Morning Glories Shawl

Stats:
Pattern:
Morning Glory Shawl, pattern by Anne Hanson of Knitspot.
Yarn: Handmaiden Sea Silk, in Amethyst, 2 skeins, purchased from Tidal Brook Yarns.
Needles: Addi Turbo Lace, size US 4
Finished: July 24, 2007
Mods: I added a repeat in the center and did 8 repeats for each half of the MG chart instead of the 4 as patterned.
Comments: I made some error in this, and I still don’t know what. I used the chart instead of the long hand directions because, well, I’m hardcore pro-chart. Why read when you can look at pictures? The secret to why I have 2 columns running vertically where nothing crosses is probably in those long hand directions and it likely indicates that I should have been reading those etch-a-sketch lines on the chart differently. I don’t mind the variation at all and will consider it a design feature, I don’t think it detracts from the overall result. It matches up perfectly on both halves, so whatever I did, at least I did it consistently. The finished length of my stole is 80 inches. I used nearly every scrap of Sea Silk, too. every scrap The ball on the left is what’s left of the first hank, the right is the 2nd hank. So you can imagine the confidence with which I was knitting along on my 2nd half, knowing I had a bit of jiggle room. And you can probably imagine the beads of sweat as I did that last partial repeat. And OMG, how much do I love Addi Lace needles? I cannot wait until they go down to 0’s and up to 7’s. Just having the 1-6 is heaven, though. Lightweight! Pointy!

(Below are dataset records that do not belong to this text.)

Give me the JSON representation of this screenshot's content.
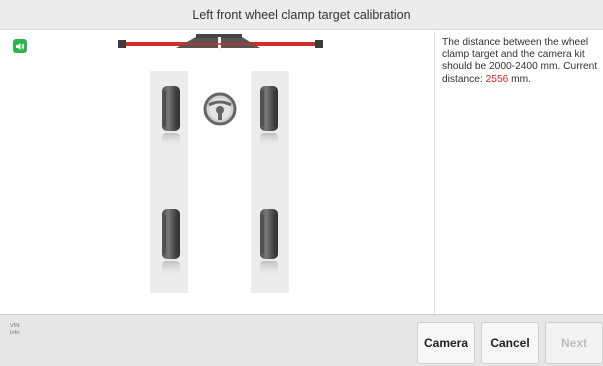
{
  "header": {
    "title": "Left front wheel clamp target calibration"
  },
  "instructions": {
    "text_before": "The distance between the wheel clamp target and the camera kit should be 2000-2400 mm. Current distance: ",
    "current_distance": "2556",
    "text_after": " mm.",
    "highlight_color": "#e02020"
  },
  "footer": {
    "vin_label": "VIN:",
    "info_label": "Info:",
    "buttons": {
      "camera": "Camera",
      "cancel": "Cancel",
      "next": "Next"
    }
  },
  "colors": {
    "sound_icon": "#2eb34a",
    "camera_bar_red": "#d62b2b"
  },
  "icons": {
    "sound": "speaker-icon"
  }
}
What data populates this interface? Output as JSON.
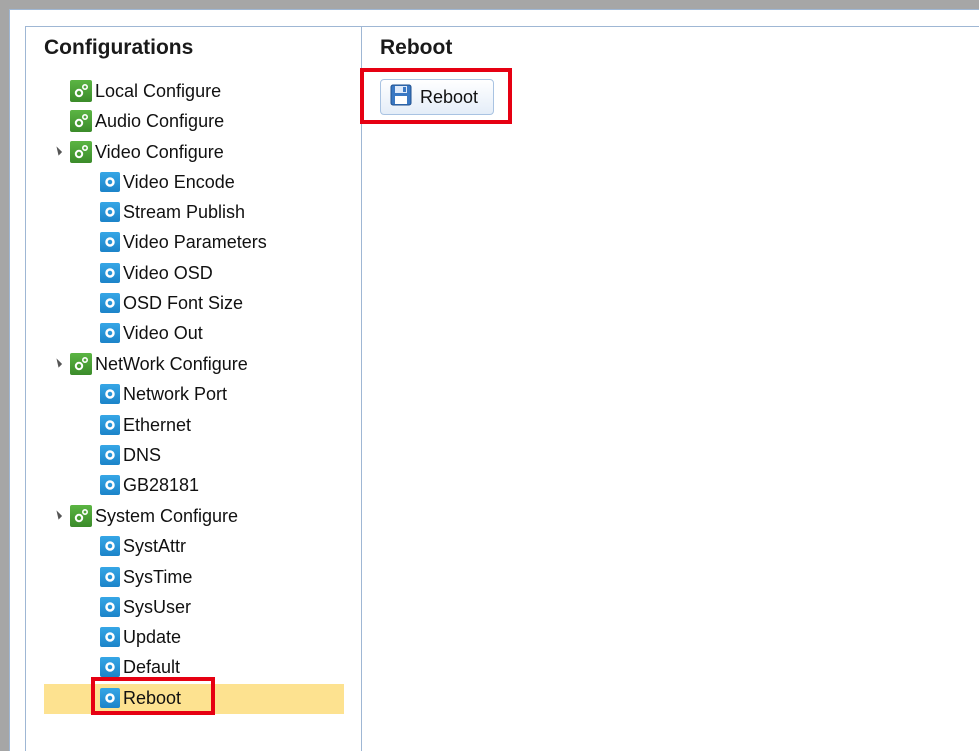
{
  "sidebar": {
    "title": "Configurations",
    "items": [
      {
        "label": "Local Configure",
        "icon": "gear-group-icon"
      },
      {
        "label": "Audio Configure",
        "icon": "gear-group-icon"
      },
      {
        "label": "Video Configure",
        "icon": "gear-group-icon",
        "expanded": true
      },
      {
        "label": "Video Encode",
        "icon": "gear-icon"
      },
      {
        "label": "Stream Publish",
        "icon": "gear-icon"
      },
      {
        "label": "Video Parameters",
        "icon": "gear-icon"
      },
      {
        "label": "Video OSD",
        "icon": "gear-icon"
      },
      {
        "label": "OSD Font Size",
        "icon": "gear-icon"
      },
      {
        "label": "Video Out",
        "icon": "gear-icon"
      },
      {
        "label": "NetWork Configure",
        "icon": "gear-group-icon",
        "expanded": true
      },
      {
        "label": "Network Port",
        "icon": "gear-icon"
      },
      {
        "label": "Ethernet",
        "icon": "gear-icon"
      },
      {
        "label": "DNS",
        "icon": "gear-icon"
      },
      {
        "label": "GB28181",
        "icon": "gear-icon"
      },
      {
        "label": "System Configure",
        "icon": "gear-group-icon",
        "expanded": true
      },
      {
        "label": "SystAttr",
        "icon": "gear-icon"
      },
      {
        "label": "SysTime",
        "icon": "gear-icon"
      },
      {
        "label": "SysUser",
        "icon": "gear-icon"
      },
      {
        "label": "Update",
        "icon": "gear-icon"
      },
      {
        "label": "Default",
        "icon": "gear-icon"
      },
      {
        "label": "Reboot",
        "icon": "gear-icon",
        "selected": true
      }
    ]
  },
  "content": {
    "title": "Reboot",
    "reboot_button_label": "Reboot",
    "reboot_button_icon": "save-icon"
  },
  "colors": {
    "selected_bg": "#fde290",
    "highlight_box": "#e60012",
    "border": "#9fb7d4"
  }
}
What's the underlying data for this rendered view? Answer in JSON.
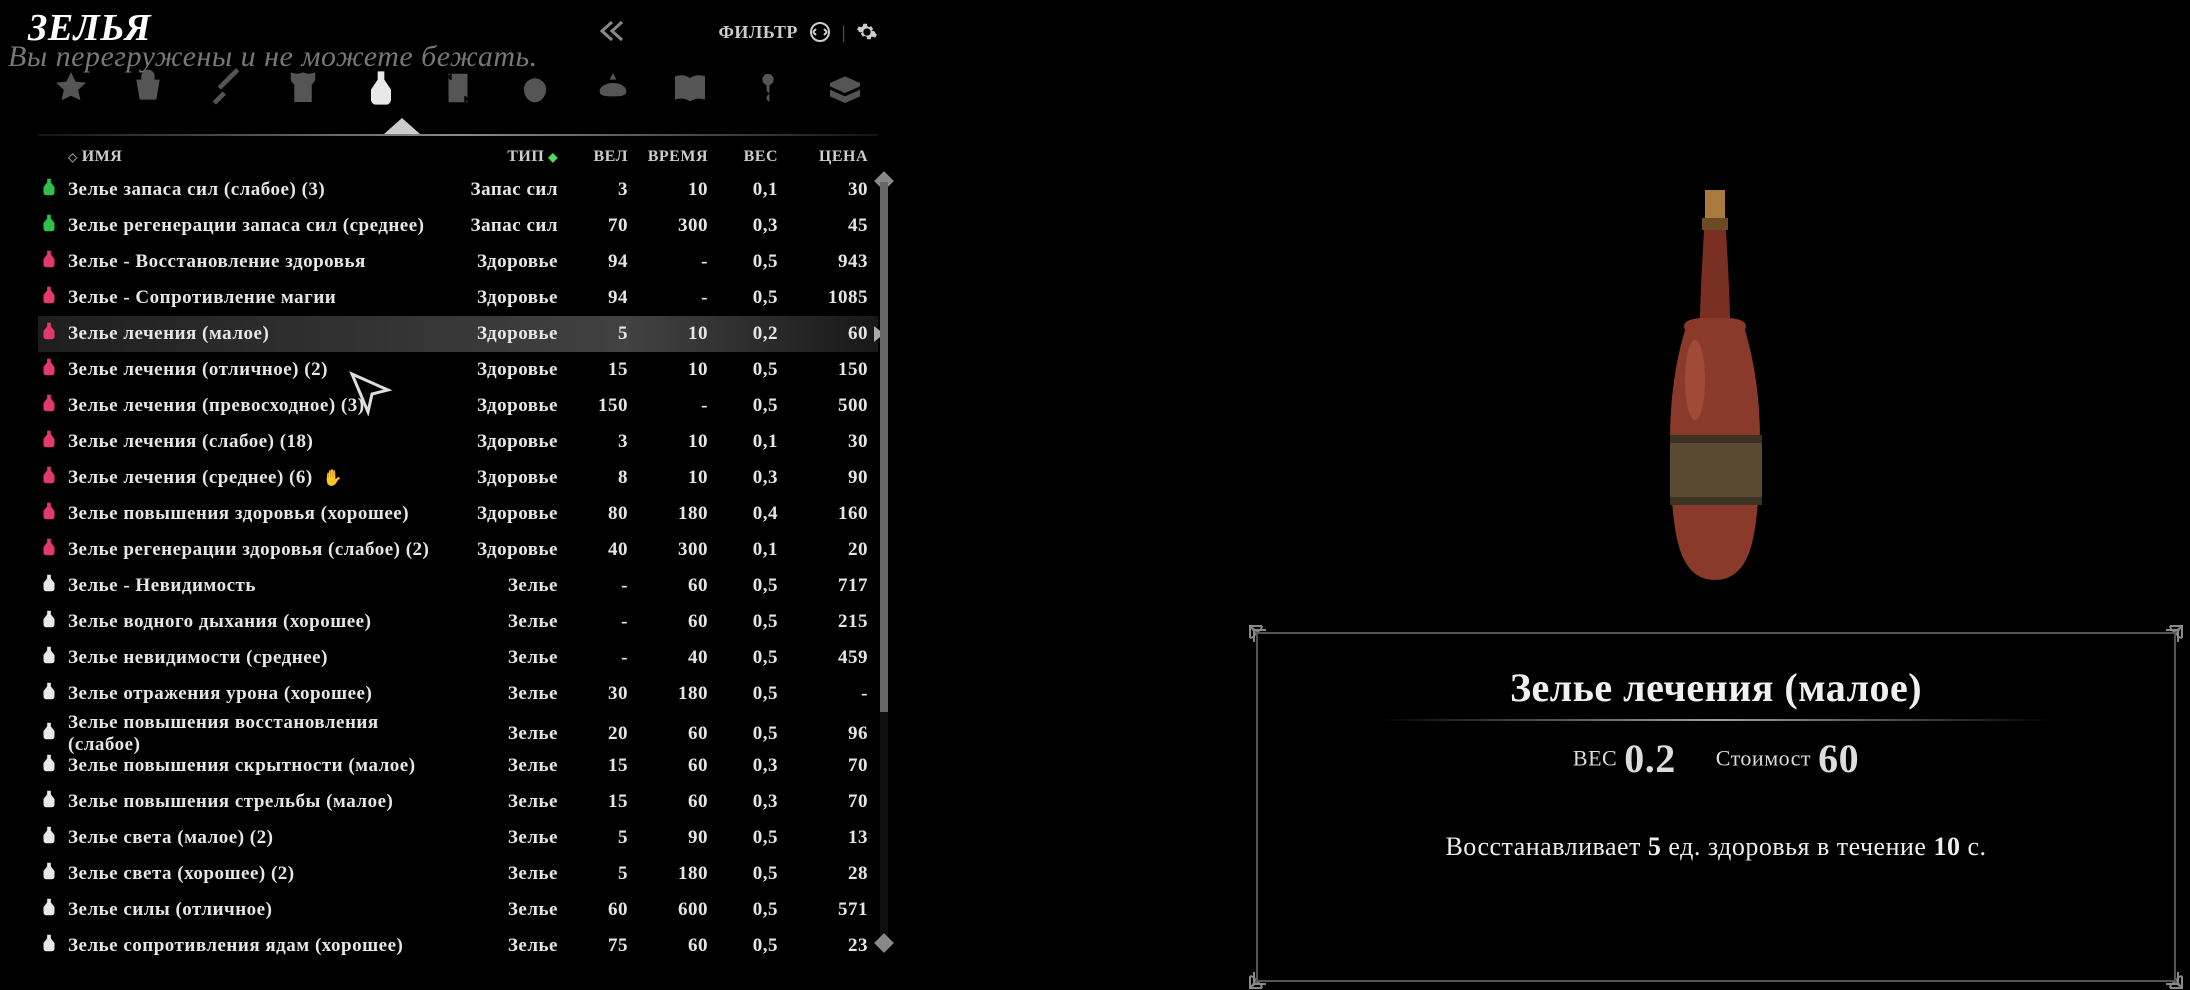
{
  "header": {
    "title": "ЗЕЛЬЯ",
    "overburdened_msg": "Вы перегружены и не можете бежать.",
    "filter_label": "ФИЛЬТР"
  },
  "columns": {
    "name": "ИМЯ",
    "type": "ТИП",
    "mag": "ВЕЛ",
    "dur": "ВРЕМЯ",
    "weight": "ВЕС",
    "value": "ЦЕНА"
  },
  "category_tabs": [
    {
      "id": "favorites",
      "active": false
    },
    {
      "id": "all",
      "active": false
    },
    {
      "id": "weapons",
      "active": false
    },
    {
      "id": "armor",
      "active": false
    },
    {
      "id": "potions",
      "active": true
    },
    {
      "id": "scrolls",
      "active": false
    },
    {
      "id": "food",
      "active": false
    },
    {
      "id": "ingredients",
      "active": false
    },
    {
      "id": "books",
      "active": false
    },
    {
      "id": "keys",
      "active": false
    },
    {
      "id": "misc",
      "active": false
    }
  ],
  "potions": [
    {
      "icon": "green",
      "name": "Зелье запаса сил (слабое) (3)",
      "type": "Запас сил",
      "mag": "3",
      "dur": "10",
      "weight": "0,1",
      "value": "30"
    },
    {
      "icon": "green",
      "name": "Зелье регенерации запаса сил (среднее)",
      "type": "Запас сил",
      "mag": "70",
      "dur": "300",
      "weight": "0,3",
      "value": "45"
    },
    {
      "icon": "red",
      "name": "Зелье - Восстановление здоровья",
      "type": "Здоровье",
      "mag": "94",
      "dur": "-",
      "weight": "0,5",
      "value": "943"
    },
    {
      "icon": "red",
      "name": "Зелье - Сопротивление магии",
      "type": "Здоровье",
      "mag": "94",
      "dur": "-",
      "weight": "0,5",
      "value": "1085"
    },
    {
      "icon": "red",
      "name": "Зелье лечения (малое)",
      "type": "Здоровье",
      "mag": "5",
      "dur": "10",
      "weight": "0,2",
      "value": "60",
      "selected": true
    },
    {
      "icon": "red",
      "name": "Зелье лечения (отличное) (2)",
      "type": "Здоровье",
      "mag": "15",
      "dur": "10",
      "weight": "0,5",
      "value": "150"
    },
    {
      "icon": "red",
      "name": "Зелье лечения (превосходное) (3)",
      "type": "Здоровье",
      "mag": "150",
      "dur": "-",
      "weight": "0,5",
      "value": "500"
    },
    {
      "icon": "red",
      "name": "Зелье лечения (слабое) (18)",
      "type": "Здоровье",
      "mag": "3",
      "dur": "10",
      "weight": "0,1",
      "value": "30"
    },
    {
      "icon": "red",
      "name": "Зелье лечения (среднее) (6)",
      "type": "Здоровье",
      "mag": "8",
      "dur": "10",
      "weight": "0,3",
      "value": "90",
      "hand": true
    },
    {
      "icon": "red",
      "name": "Зелье повышения здоровья (хорошее)",
      "type": "Здоровье",
      "mag": "80",
      "dur": "180",
      "weight": "0,4",
      "value": "160"
    },
    {
      "icon": "red",
      "name": "Зелье регенерации здоровья (слабое) (2)",
      "type": "Здоровье",
      "mag": "40",
      "dur": "300",
      "weight": "0,1",
      "value": "20"
    },
    {
      "icon": "white",
      "name": "Зелье - Невидимость",
      "type": "Зелье",
      "mag": "-",
      "dur": "60",
      "weight": "0,5",
      "value": "717"
    },
    {
      "icon": "white",
      "name": "Зелье водного дыхания (хорошее)",
      "type": "Зелье",
      "mag": "-",
      "dur": "60",
      "weight": "0,5",
      "value": "215"
    },
    {
      "icon": "white",
      "name": "Зелье невидимости (среднее)",
      "type": "Зелье",
      "mag": "-",
      "dur": "40",
      "weight": "0,5",
      "value": "459"
    },
    {
      "icon": "white",
      "name": "Зелье отражения урона (хорошее)",
      "type": "Зелье",
      "mag": "30",
      "dur": "180",
      "weight": "0,5",
      "value": "-"
    },
    {
      "icon": "white",
      "name": "Зелье повышения восстановления (слабое)",
      "type": "Зелье",
      "mag": "20",
      "dur": "60",
      "weight": "0,5",
      "value": "96"
    },
    {
      "icon": "white",
      "name": "Зелье повышения скрытности (малое)",
      "type": "Зелье",
      "mag": "15",
      "dur": "60",
      "weight": "0,3",
      "value": "70"
    },
    {
      "icon": "white",
      "name": "Зелье повышения стрельбы (малое)",
      "type": "Зелье",
      "mag": "15",
      "dur": "60",
      "weight": "0,3",
      "value": "70"
    },
    {
      "icon": "white",
      "name": "Зелье света (малое) (2)",
      "type": "Зелье",
      "mag": "5",
      "dur": "90",
      "weight": "0,5",
      "value": "13"
    },
    {
      "icon": "white",
      "name": "Зелье света (хорошее) (2)",
      "type": "Зелье",
      "mag": "5",
      "dur": "180",
      "weight": "0,5",
      "value": "28"
    },
    {
      "icon": "white",
      "name": "Зелье силы (отличное)",
      "type": "Зелье",
      "mag": "60",
      "dur": "600",
      "weight": "0,5",
      "value": "571"
    },
    {
      "icon": "white",
      "name": "Зелье сопротивления ядам (хорошее)",
      "type": "Зелье",
      "mag": "75",
      "dur": "60",
      "weight": "0,5",
      "value": "23"
    }
  ],
  "item_card": {
    "title": "Зелье лечения (малое)",
    "weight_label": "ВЕС",
    "weight_value": "0.2",
    "value_label": "Стоимост",
    "value_value": "60",
    "desc_prefix": "Восстанавливает ",
    "desc_mag": "5",
    "desc_mid": " ед. здоровья в течение ",
    "desc_dur": "10",
    "desc_suffix": " с."
  },
  "icon_colors": {
    "green": "#2ec24a",
    "red": "#e23a6a",
    "white": "#e8e8e8"
  }
}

Does anyone else ever wish they knew how to take good finished pictures? Without a large seamless, draping and composing something like a lace shawl is always a challenge for me. I want to highlight the knitting and get a sense of the spirit of the knit and am often at a loss as to how to feature it. I want you to see the stitches as well as feel the light, airy, drapey-ness of this beloved stole.

MG Mosaic

Lucky for you, I don’t want you to sniff it. My only complaint about Sea Silk is the Silk Stink. I’ve seen discussions online where people have been ridiculed for mistaking the silk smell as being a result of the kelp used in the yarn, but silk smells so fishy sometimes that I think it’s a reasonable conclusion if you don’t know any better. I soaked it in a Eucalan bath, but I probably should have used something like Soak or at least dumped some fabric softener in there. The combination of fish and eucalyptus isn’t as appealing as it sounds.

I was even good and got out all my pieces of the Farm Play Mat last night and put them together. Pardon my flash, I’m way too lazy to take it outside right now.

mat, partial

I crocheted a pond [it's not done, that one hunk isn't just going to end like that] and put the livestock on it to see what they thought. As you can see, much like my real farm, I need more land. This will be the next finished object, and I hope it’s soon.

In case you haven’t seen it, the Interweave Knits fall preview is up. I shall henceforth refer to it as “The Giant Purple Vagina” issue. There are a couple things I like and may make, [Mirepoix, with some alterations and the Snowflack socks, ditto] but then again by the time I have room in the knitting queue, I may change my mind. I’m more interested in seeing if the layout has improved. Picture me sitting here, fingers tapping the table in impatience, a look on my face that tells you I’m all set to be annoyed.